The ways of bureaucracy are sometimes wondrous to behold, and frequently difficult to fathom. Witness these three examples of Odd Officialdom in Action that made me wonder, despite explanations.
Case One: Charlene Yazurlo of Lorton heard the sirens going off one day at the D.C. government's nearby prison complex. Worried that a bunch of desperadoes might be on the loose, she called the prison's main switchboard at 727-4000 and, without identifying herself, asked:
"Can you tell me if there's been a breakout?"
"No," said the male voice on the other end of the phone.
"No, you can't tell me, or, no, there hasn't been?"
"No, I can't tell you."
Charlene then identified herself as a Lorton resident. She was transferred to an extension, where another prison official confirmed that a breakout had indeed taken place. But he did it only after several minutes, and he didn't seem too eager to fess up, Charlene says.

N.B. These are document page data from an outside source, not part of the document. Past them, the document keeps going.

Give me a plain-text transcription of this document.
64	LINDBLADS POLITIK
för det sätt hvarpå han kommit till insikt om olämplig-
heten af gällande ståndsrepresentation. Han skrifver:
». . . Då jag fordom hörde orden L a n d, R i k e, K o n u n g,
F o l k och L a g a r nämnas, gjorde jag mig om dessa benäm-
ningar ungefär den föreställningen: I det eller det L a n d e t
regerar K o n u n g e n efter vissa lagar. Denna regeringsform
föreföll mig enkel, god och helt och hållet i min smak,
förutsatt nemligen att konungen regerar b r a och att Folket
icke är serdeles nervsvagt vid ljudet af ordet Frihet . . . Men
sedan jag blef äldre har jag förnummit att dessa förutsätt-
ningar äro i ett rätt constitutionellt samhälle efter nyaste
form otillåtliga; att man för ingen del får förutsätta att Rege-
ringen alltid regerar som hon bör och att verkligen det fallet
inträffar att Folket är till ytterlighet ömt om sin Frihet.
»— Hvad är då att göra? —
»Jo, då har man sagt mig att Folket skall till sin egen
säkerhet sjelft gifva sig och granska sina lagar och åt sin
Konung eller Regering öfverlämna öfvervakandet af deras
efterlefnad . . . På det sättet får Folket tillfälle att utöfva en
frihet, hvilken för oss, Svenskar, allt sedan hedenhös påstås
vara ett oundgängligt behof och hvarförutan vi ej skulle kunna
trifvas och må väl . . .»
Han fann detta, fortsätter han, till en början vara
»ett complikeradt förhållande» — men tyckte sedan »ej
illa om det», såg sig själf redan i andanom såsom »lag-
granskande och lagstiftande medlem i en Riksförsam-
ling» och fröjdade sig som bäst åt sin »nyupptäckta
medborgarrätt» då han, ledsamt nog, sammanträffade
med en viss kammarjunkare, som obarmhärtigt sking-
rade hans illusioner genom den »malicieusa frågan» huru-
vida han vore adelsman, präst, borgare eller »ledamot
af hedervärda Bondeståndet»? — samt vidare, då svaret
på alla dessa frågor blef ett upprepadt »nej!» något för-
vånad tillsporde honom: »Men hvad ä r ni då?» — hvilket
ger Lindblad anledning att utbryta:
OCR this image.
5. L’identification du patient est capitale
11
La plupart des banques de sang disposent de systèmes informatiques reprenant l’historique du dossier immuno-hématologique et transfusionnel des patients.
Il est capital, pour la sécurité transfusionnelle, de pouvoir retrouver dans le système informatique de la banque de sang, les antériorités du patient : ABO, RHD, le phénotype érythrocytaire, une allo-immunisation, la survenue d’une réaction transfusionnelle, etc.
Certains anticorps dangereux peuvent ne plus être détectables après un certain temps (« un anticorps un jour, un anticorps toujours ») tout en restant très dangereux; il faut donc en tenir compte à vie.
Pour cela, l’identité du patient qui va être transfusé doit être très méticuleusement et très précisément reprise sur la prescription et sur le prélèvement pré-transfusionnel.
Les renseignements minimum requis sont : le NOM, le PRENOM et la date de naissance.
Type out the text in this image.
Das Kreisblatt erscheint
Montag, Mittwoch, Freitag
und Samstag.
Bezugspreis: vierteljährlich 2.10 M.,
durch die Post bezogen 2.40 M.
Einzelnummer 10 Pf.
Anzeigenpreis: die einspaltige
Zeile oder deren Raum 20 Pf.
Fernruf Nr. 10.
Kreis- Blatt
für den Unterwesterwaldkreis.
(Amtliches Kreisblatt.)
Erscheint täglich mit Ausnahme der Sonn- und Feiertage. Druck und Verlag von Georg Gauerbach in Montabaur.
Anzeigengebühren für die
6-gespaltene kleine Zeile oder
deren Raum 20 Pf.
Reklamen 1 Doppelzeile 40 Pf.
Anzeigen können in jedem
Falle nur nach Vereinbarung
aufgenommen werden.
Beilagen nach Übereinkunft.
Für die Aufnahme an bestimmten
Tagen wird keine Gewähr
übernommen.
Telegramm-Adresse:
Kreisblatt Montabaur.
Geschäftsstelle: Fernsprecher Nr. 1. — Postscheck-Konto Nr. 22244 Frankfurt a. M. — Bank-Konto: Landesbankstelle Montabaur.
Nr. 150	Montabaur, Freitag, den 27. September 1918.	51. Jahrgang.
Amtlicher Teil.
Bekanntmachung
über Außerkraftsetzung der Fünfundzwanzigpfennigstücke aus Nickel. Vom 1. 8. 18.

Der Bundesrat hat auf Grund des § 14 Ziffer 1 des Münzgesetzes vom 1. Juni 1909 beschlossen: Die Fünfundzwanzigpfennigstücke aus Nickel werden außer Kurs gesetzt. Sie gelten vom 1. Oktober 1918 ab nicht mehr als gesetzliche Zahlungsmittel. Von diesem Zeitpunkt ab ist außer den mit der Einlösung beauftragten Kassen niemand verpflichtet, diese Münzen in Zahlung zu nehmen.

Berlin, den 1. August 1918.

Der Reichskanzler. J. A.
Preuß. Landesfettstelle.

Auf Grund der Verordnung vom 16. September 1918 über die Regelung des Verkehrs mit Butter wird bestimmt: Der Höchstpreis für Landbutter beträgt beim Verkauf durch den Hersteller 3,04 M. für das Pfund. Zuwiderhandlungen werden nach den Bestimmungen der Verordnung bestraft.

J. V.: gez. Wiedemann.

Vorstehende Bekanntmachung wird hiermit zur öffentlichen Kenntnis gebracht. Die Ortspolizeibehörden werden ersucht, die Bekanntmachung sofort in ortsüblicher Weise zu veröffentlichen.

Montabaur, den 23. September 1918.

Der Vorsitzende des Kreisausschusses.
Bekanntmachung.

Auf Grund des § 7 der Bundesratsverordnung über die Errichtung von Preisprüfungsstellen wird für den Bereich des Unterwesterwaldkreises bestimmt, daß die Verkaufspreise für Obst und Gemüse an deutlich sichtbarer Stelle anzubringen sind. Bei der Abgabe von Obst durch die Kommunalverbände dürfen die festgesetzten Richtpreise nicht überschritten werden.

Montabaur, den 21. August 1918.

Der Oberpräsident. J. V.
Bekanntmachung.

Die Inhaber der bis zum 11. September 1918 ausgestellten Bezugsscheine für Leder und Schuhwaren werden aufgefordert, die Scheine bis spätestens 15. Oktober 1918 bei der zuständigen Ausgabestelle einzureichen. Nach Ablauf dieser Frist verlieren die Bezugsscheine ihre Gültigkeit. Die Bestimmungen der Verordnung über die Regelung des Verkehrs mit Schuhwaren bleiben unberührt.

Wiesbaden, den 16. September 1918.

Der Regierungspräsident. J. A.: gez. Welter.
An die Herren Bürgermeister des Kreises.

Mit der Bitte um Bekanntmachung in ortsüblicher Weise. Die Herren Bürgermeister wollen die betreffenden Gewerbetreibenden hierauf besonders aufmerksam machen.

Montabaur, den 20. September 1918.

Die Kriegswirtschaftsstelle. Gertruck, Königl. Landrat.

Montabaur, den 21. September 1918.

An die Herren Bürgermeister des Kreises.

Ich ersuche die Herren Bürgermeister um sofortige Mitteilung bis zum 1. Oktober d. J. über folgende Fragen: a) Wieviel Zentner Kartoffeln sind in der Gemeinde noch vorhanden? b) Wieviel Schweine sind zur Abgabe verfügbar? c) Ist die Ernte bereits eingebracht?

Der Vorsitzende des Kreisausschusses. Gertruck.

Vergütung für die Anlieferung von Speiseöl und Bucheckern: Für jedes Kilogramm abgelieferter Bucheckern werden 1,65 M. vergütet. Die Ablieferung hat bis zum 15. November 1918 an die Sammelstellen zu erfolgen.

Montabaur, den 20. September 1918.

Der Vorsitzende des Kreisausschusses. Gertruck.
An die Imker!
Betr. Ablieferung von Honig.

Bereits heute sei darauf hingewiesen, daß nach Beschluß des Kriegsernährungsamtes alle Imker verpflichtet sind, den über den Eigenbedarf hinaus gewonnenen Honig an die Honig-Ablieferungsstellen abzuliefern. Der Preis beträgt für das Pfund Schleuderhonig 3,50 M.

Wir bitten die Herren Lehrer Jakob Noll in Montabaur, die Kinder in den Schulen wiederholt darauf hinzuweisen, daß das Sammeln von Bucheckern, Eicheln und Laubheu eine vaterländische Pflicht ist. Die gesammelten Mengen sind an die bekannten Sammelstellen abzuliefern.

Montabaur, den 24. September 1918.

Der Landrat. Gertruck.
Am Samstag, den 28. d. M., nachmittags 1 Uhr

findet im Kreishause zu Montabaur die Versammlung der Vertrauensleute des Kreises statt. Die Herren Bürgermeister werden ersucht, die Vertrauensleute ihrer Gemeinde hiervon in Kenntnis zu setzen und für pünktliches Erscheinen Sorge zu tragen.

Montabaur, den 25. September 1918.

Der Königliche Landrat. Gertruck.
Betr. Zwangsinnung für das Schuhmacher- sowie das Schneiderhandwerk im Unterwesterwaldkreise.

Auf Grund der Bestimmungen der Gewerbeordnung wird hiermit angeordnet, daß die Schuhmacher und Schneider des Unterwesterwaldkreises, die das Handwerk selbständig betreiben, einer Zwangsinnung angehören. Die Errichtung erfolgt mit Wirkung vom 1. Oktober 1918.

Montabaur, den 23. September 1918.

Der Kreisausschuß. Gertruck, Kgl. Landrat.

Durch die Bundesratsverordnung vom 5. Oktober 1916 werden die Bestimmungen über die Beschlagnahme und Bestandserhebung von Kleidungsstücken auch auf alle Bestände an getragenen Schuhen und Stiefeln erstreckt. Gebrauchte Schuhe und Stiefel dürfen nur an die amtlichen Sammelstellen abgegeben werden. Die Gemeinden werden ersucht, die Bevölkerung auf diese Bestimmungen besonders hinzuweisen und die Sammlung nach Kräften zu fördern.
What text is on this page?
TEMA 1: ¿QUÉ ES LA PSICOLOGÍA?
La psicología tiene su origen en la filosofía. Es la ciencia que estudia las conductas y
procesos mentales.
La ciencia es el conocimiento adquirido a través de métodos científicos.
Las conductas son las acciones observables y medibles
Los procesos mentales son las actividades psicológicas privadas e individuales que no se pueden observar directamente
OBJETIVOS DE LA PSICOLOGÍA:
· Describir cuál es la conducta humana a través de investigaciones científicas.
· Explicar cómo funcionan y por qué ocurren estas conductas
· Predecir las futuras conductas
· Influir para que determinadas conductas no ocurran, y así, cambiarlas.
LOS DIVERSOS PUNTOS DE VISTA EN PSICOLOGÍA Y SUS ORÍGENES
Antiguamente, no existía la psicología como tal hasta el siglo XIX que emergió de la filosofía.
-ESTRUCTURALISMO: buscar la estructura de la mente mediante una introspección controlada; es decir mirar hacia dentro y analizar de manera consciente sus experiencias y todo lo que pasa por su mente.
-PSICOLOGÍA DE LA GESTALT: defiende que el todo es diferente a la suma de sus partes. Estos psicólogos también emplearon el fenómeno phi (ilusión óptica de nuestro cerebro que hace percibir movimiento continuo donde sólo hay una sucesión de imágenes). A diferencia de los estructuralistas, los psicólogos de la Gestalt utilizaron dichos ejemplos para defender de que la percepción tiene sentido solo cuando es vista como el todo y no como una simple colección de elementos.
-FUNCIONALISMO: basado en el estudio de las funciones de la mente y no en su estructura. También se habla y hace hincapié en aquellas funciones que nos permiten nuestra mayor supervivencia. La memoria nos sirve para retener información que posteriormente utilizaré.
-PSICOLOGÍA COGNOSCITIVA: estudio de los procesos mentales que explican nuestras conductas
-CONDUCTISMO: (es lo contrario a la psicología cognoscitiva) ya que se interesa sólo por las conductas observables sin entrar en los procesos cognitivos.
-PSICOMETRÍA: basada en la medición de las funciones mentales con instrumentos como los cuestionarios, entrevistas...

Is such reluctance the policy of the D.C. Department of Corrections? Not at all, says Leroy Anderson of the public relations office. "We tell them what the facts are," he said. "They can talk to any responsible official out there."
"If anybody calls, we would give them all the information we have," adds Douglas Stempson, executive assistant director for correctional services. "We figure it's something the public would have the right to know."
How does he explain what happened to Charlene? She "could have gotten through to someone not authorized to say, or someone who didn't know (there had been a breakout)," Stempson says. He suggests that Lorton residents ask for him by name, or for the administrator's office, whenever the sirens are sounded.
To my mind, that system might double community fears, not halve them.
What if the phone extensions to the administrator's office or Stempson's office are busy, as they certainly would be during a breakout? Does the Corrections Department expect Lortonians to hang on for an hour before they can set their minds at ease?
Why not give full details to the operator on the switchboard, and give him the power and the responsibility to pass them out?
Case Two: Charles Bortwick of Northwest wanted to open a bank account for his 6-year-old son. He had obtained a Social Security number for the boy about three years before, but had mislaid it.
Anticipating that he'd need the number to open the account, Charles called Social Security regional headquarters in Baltimore. "Sure, glad to do it," said the helpful voice who read Charles his son's nine digits. "We're always glad to give out numbers over the phone."
"No way. No way. No way," says John Trollinger of Social Security public relations. "Social Security records are very confidential and we do not discuss any information over the phone regarding Social Security matters."
The Baltimore office may verify Social Security numbers in certain cases, Trollinger said. For example, "if a hospital calls and they want to confirm that so-and-so is eligible for Medicare or something." But that would require the caller to know the person's Social Security number in advance. Social Security officials would never volunteer it over the phone, Trollinger said.
I think Brother Trollinger may be a trifle naive. If Charles Bortwick sounded honest on the phone, and said he needed his son's Social Security number for an innocent purpose, I'll bet plenty of Social Security employes would provide it. Behind every regulation is a human being who may have a 6-year-old son, too.
Case Three: An employe of Arlington Hospital writes to report a bad taste in her mouth, left by the way the United Way campaign was conducted in her office.
"Prizes were offered as incentives, and an extra surprise (was given) to department heads who managed to get 100 percent of their employes to contribute," writes the employe, who asked to remain anonymous "because the unemployment rolls are high enough already."
"At least five people . . . did not want to contribute. One woman's husband gave at his own job. However, after a coercive talk from the boss, all have contributed. If they hadn't, a contribution would have been made in their names.
"I thought the point of the United Way was to contribute voluntarily, in a humanitarian effort, not because you got chances on a bike or a Sony Walkman, but out of concern for your fellow man."
"We stress very much that it is a choice and that the employe does not have to contribute," said the hospital's public relations director, Beverly Rawlings, when asked to comment. She said she is "very surprised" to hear about coercion by supervisors. She says the hospital has never had this kind of complaint before.
But just because a columnist hasn't called before doesn't mean coercion hasn't gone on for years, Beverly.
Office politics flourishes everywhere, even in hospitals. To obtain 100 percent participation in a charity drive is a tempting way for a junior boss to show a senior one how strong a "family feeling" exists in his department. Unfortunately, as in real families, some of the sons and daughters may have to be dragged to the table, kicking and screaming.